Les banques asiatiques prennent peu en considération les mauvaises pratiques sociales dans le secteur agroalimentaire

L’agriculture tient une place majeure dans de nombreuses économies émergentes d’Asie. Huit pays de l’Asean sur dix dépendent de l’agriculture. Environ trois cent cinquante millions de petits exploitants agricoles produisent l’essentiel de la nourriture consommée dans la région. Avec la croissance rapide du secteur, les problèmes sociaux sont devenus endémiques. L’esclavage moderne, le travail des enfants, l’inégalité entre les sexes, le travail informel et précaire, les bas salaires, les conditions de travail dangereuses et la discrimination sont répandus dans l’agro-industrie de la région. De plus, les femmes et les autres groupes marginalisés sont victimes de discrimination dans l’accès à la terre, au capital, aux intrants agricoles, à l’information et à la formation.

Les banques sont une source importante de capitaux pour les entreprises agroalimentaires en Asie. Un rapport du collectif d’ONG Fair Finance Asia (FFA) a donc évalué les politiques sociales externes de cinquante-quatre institutions financières asiatiques présentes dans huit pays d’Asie (Cambodge, Inde, Indonésie, Japon, Laos, Malaisie, Pakistan, Philippines, Singapour, Thaïlande et Viêt Nam) qui accordent des financements aux sociétés agricoles. Trois banques françaises avec une importante influence dans la région sont citées (BNPP, BPCE et CM-CIC), mais n’ont pas été évaluées. Ce rapport a été réalisé en collaboration avec le Gender Transformative and Responsible Agribusiness Investments in Southeast Asia (GRAISEA).

Le document relève que les questions sociales sont très mal intégrées dans les politiques de développement durable des banques. L’égalité entre les sexes, notamment, demeure un angle mort. La plupart des institutions financières jaugées (90 %) ne donnent pas d’informations sur la manière dont la question du genre, et en particulier le droit des femmes, est traitée dans le cadre de leurs relations avec les clients ou les entreprises bénéficiaires. Lorsque ces questions sont évoquées, le respect des exigences formulées par les banques reste volontaire et peu exigeant. Les banques étrangères, par exemple, remplacent ces exigences par les cadres réglementaires nationaux, souvent moins stricts dans l’encadrement des pratiques sociales.

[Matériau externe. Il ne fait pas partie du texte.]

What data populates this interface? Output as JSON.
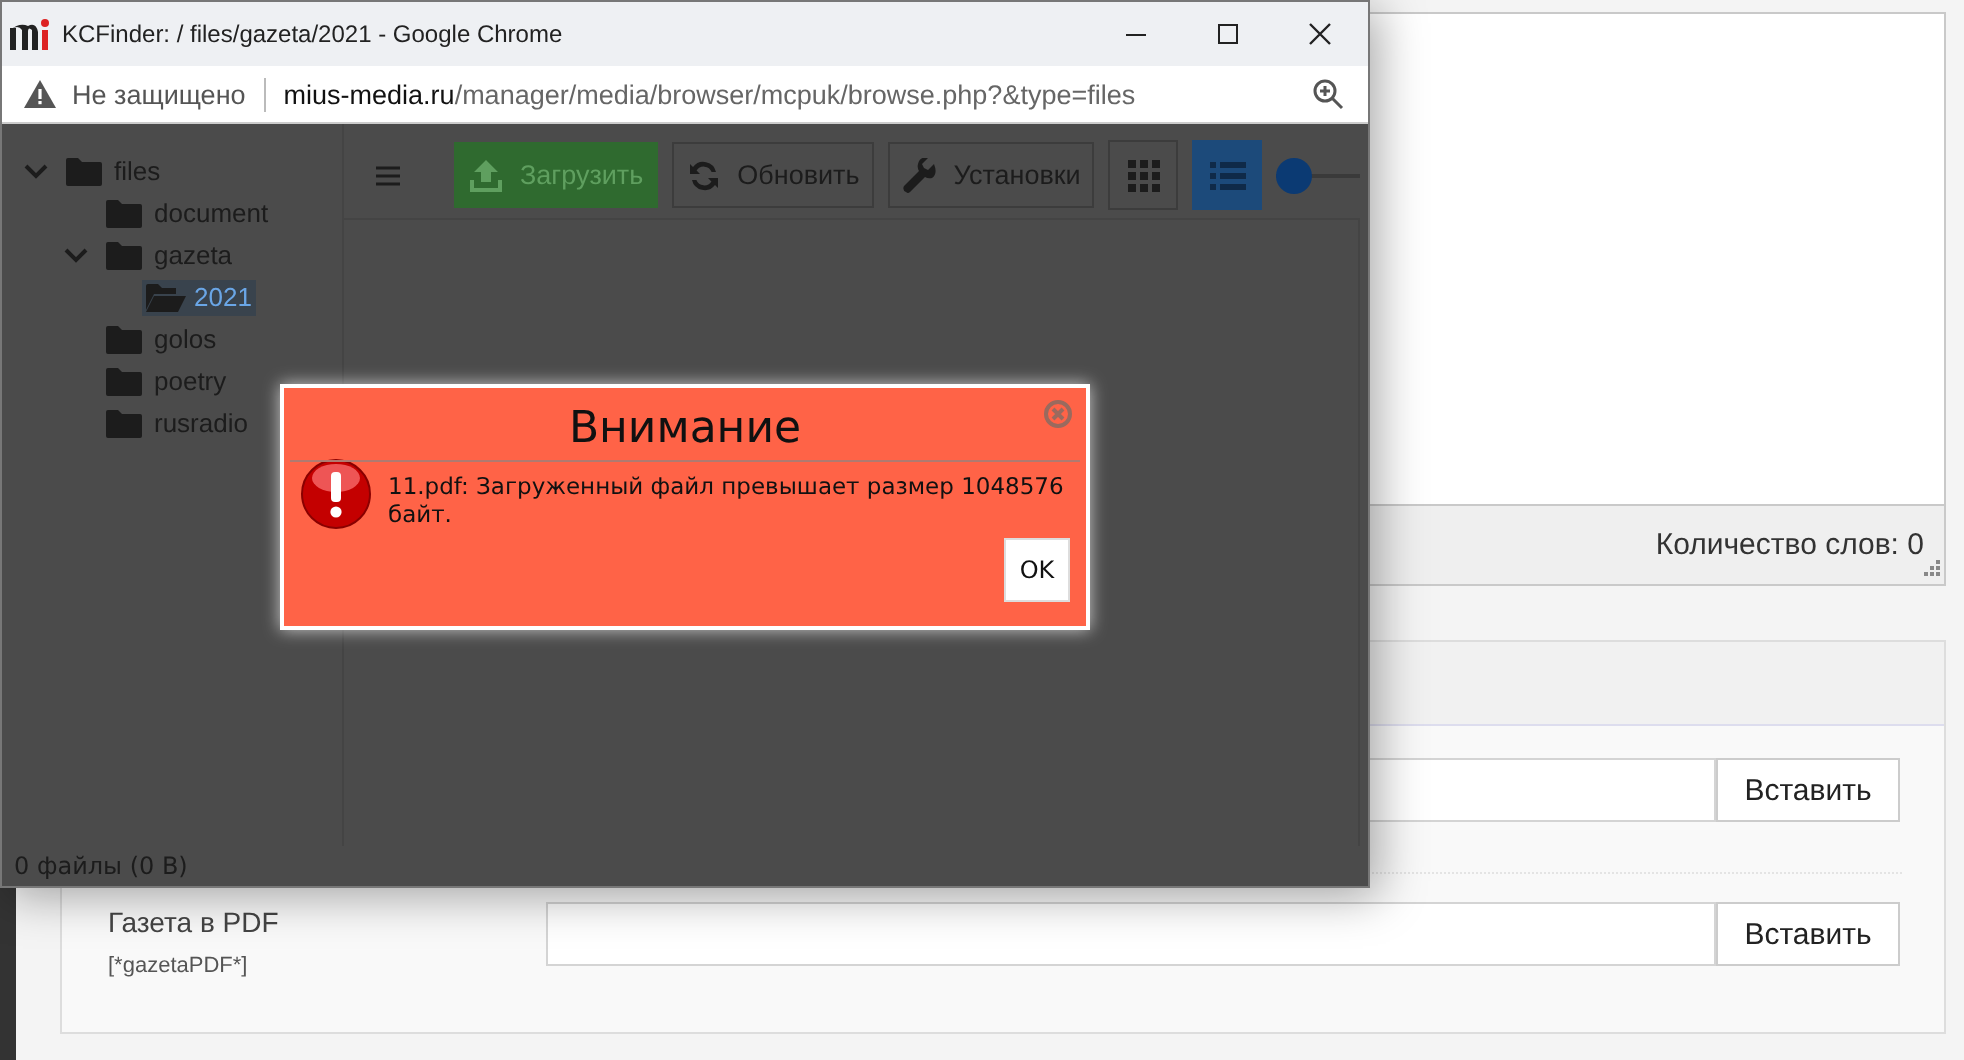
{
  "page": {
    "word_count": "Количество слов: 0",
    "fields": [
      {
        "button": "Вставить"
      },
      {
        "label": "Газета в PDF",
        "tag": "[*gazetaPDF*]",
        "button": "Вставить"
      }
    ]
  },
  "popup": {
    "title": "KCFinder: / files/gazeta/2021 - Google Chrome",
    "security": "Не защищено",
    "url_host": "mius-media.ru",
    "url_path": "/manager/media/browser/mcpuk/browse.php?&type=files",
    "tree": [
      {
        "label": "files",
        "expanded": true,
        "selected": false,
        "children": [
          {
            "label": "document",
            "selected": false
          },
          {
            "label": "gazeta",
            "expanded": true,
            "selected": false,
            "children": [
              {
                "label": "2021",
                "selected": true
              }
            ]
          },
          {
            "label": "golos",
            "selected": false
          },
          {
            "label": "poetry",
            "selected": false
          },
          {
            "label": "rusradio",
            "selected": false
          }
        ]
      }
    ],
    "toolbar": [
      {
        "kind": "menu"
      },
      {
        "kind": "upload",
        "label": "Загрузить"
      },
      {
        "kind": "refresh",
        "label": "Обновить"
      },
      {
        "kind": "settings",
        "label": "Установки"
      },
      {
        "kind": "thumbs",
        "selected": false
      },
      {
        "kind": "list",
        "selected": true
      },
      {
        "kind": "slider",
        "level": 0
      }
    ],
    "status": "0 файлы (0 B)",
    "dialog": {
      "title": "Внимание",
      "message": "11.pdf: Загруженный файл превышает размер 1048576 байт.",
      "button": "OK"
    }
  }
}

Les banques peuvent pourtant jouer un rôle clé en demandant l’abandon des pratiques socialement néfastes dans l’agriculture et le secteur de l’alimentation. Australian and New Zealand Bank Group Limited (ANZ Group) a, par exemple, été critiqué pour sa relation avec Phnom Penh Sugar au Cambodge dans la construction d’une usine de raffinage de sucre. Le projet avait conduit six cent quatre-vingt-une familles à être expulsées de leurs terres. Elles avaient été indemnisées par des compensations dérisoires. En février 2020, ANZ a reconnu ne pas avoir respecté sa propre politique sur les droits humains et a accepté d’indemniser les familles (IE n° 318). Mais mieux se concentrer sur l’inclusion financière consiste aussi à soutenir les petites entreprises, car elles tendent à adopter des pratiques plus durables que les grands groupes. La demande de financement des petits exploitants dans la région s’élèverait à environ cent milliards de dollars par an. Moins d’un tiers de cette demande serait actuellement satisfaite, selon le WWF.